Les fondations de la troisième tranche du centre Avicenne - nom que prendra la future mosquée - n’ont pas encore été coulées. Cette partie est destinée à accueillir des locaux commerciaux, des bureaux et peut-être même un restaurant, « afin d’amortir le coût financier du projet » précise Abdelhafid Akhmim, président de l’ARSH.

LEGENDE

Crédit photos: Association de la réformation sociale/Nobox-lab + SN Technology. Images tirées d'une vidéo d'animation 3D disponible sur Youtube.

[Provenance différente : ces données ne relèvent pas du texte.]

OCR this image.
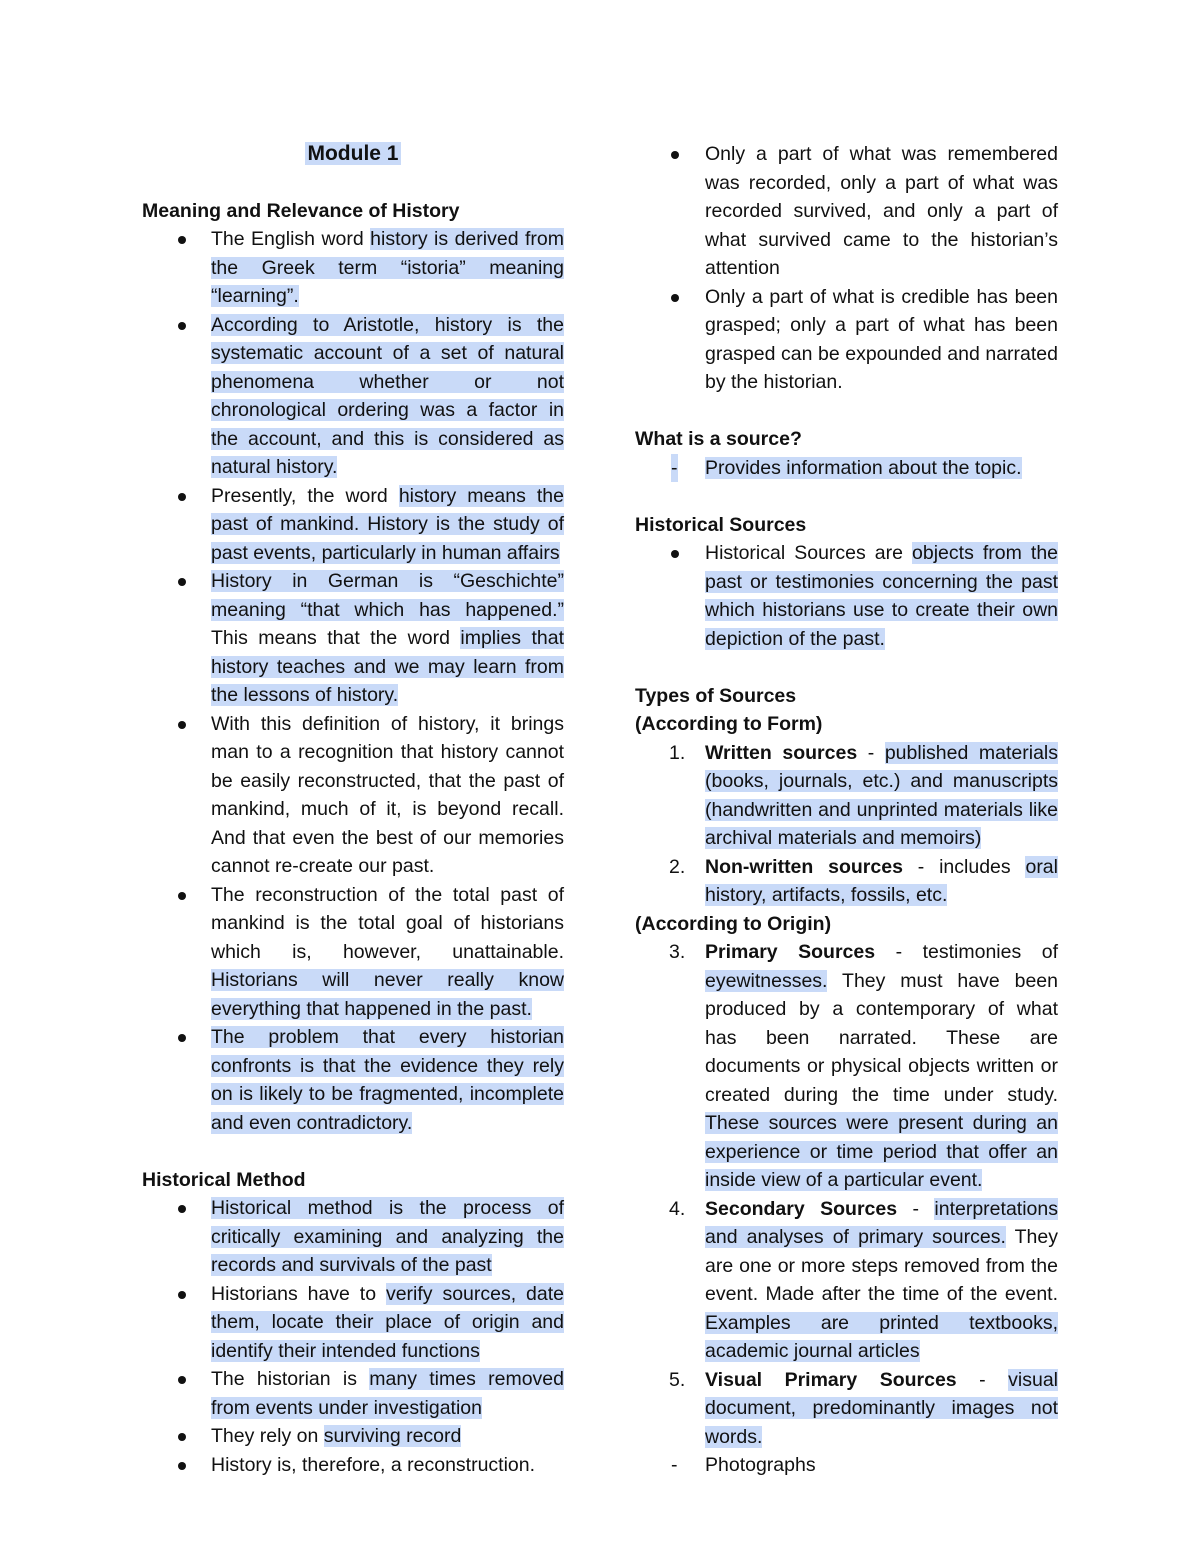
Module 1
Meaning and Relevance of History
The English word history is derived from the Greek term “istoria” meaning “learning”.
According to Aristotle, history is the systematic account of a set of natural phenomena whether or not chronological ordering was a factor in the account, and this is considered as natural history.
Presently, the word history means the past of mankind. History is the study of past events, particularly in human affairs
History in German is “Geschichte” meaning “that which has happened.” This means that the word implies that history teaches and we may learn from the lessons of history.
With this definition of history, it brings man to a recognition that history cannot be easily reconstructed, that the past of mankind, much of it, is beyond recall. And that even the best of our memories cannot re-create our past.
The reconstruction of the total past of mankind is the total goal of historians which is, however, unattainable. Historians will never really know everything that happened in the past.
The problem that every historian confronts is that the evidence they rely on is likely to be fragmented, incomplete and even contradictory.
Historical Method
Historical method is the process of critically examining and analyzing the records and survivals of the past
Historians have to verify sources, date them, locate their place of origin and identify their intended functions
The historian is many times removed from events under investigation
They rely on surviving record
History is, therefore, a reconstruction.
Only a part of what was remembered was recorded, only a part of what was recorded survived, and only a part of what survived came to the historian’s attention
Only a part of what is credible has been grasped; only a part of what has been grasped can be expounded and narrated by the historian.
What is a source?
- Provides information about the topic.
Historical Sources
Historical Sources are objects from the past or testimonies concerning the past which historians use to create their own depiction of the past.
Types of Sources
(According to Form)
1. Written sources - published materials (books, journals, etc.) and manuscripts (handwritten and unprinted materials like archival materials and memoirs)
2. Non-written sources - includes oral history, artifacts, fossils, etc.
(According to Origin)
3. Primary Sources - testimonies of eyewitnesses. They must have been produced by a contemporary of what has been narrated. These are documents or physical objects written or created during the time under study. These sources were present during an experience or time period that offer an inside view of a particular event.
4. Secondary Sources - interpretations and analyses of primary sources. They are one or more steps removed from the event. Made after the time of the event. Examples are printed textbooks, academic journal articles
5. Visual Primary Sources - visual document, predominantly images not words.
- Photographs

Le projet est pour le moment majoritairement financé grâce aux dons des fidèles. Des quêtes se font par exemple chaque samedi matin sur le marché place André Maurois, mais aussi jusqu’en Belgique, Suisse, Hollande et Allemagne, précise-t-on du côté de l’ARSH. La SCI Avicenne, dont l’ARSH est associé majoritaire, s’occupe de la gestion financière des constructions. Elle a bénéficié de la part de la municipalité d’une participation de 10 % sur le budget initial de 2,3 millions d’euros du projet.

Mais pour l’acquisition du terrain et la construction des deux premières tranches, la barre des 4,5 millions a déjà été dépassée. Et il semble difficile que la mairie vote un réajustement de sa participation sur le montant final des travaux. Si aucun financement étranger n’a pour le moment été annoncé par l’ARSH, cette solution est envisagée pour la troisième tranche du projet.

Solidarité interreligieuse à Hautepierre

En revanche le chantier est déjà soutenu par les autres communautés du quartier. « Quand nous sommes invités à la rupture du jeûne pour le ramadan par l’ARSH, on ne nous demande jamais rien. Alors, plutôt que d'offrir un cadeau, on fait un don. Le dernier que j'ai fait était de l'ordre de 300 euros, » explique Jean-Marie Esch, président du conseil de Fabrique de la communauté de paroisse St-Benoît et St-Jean Bosco.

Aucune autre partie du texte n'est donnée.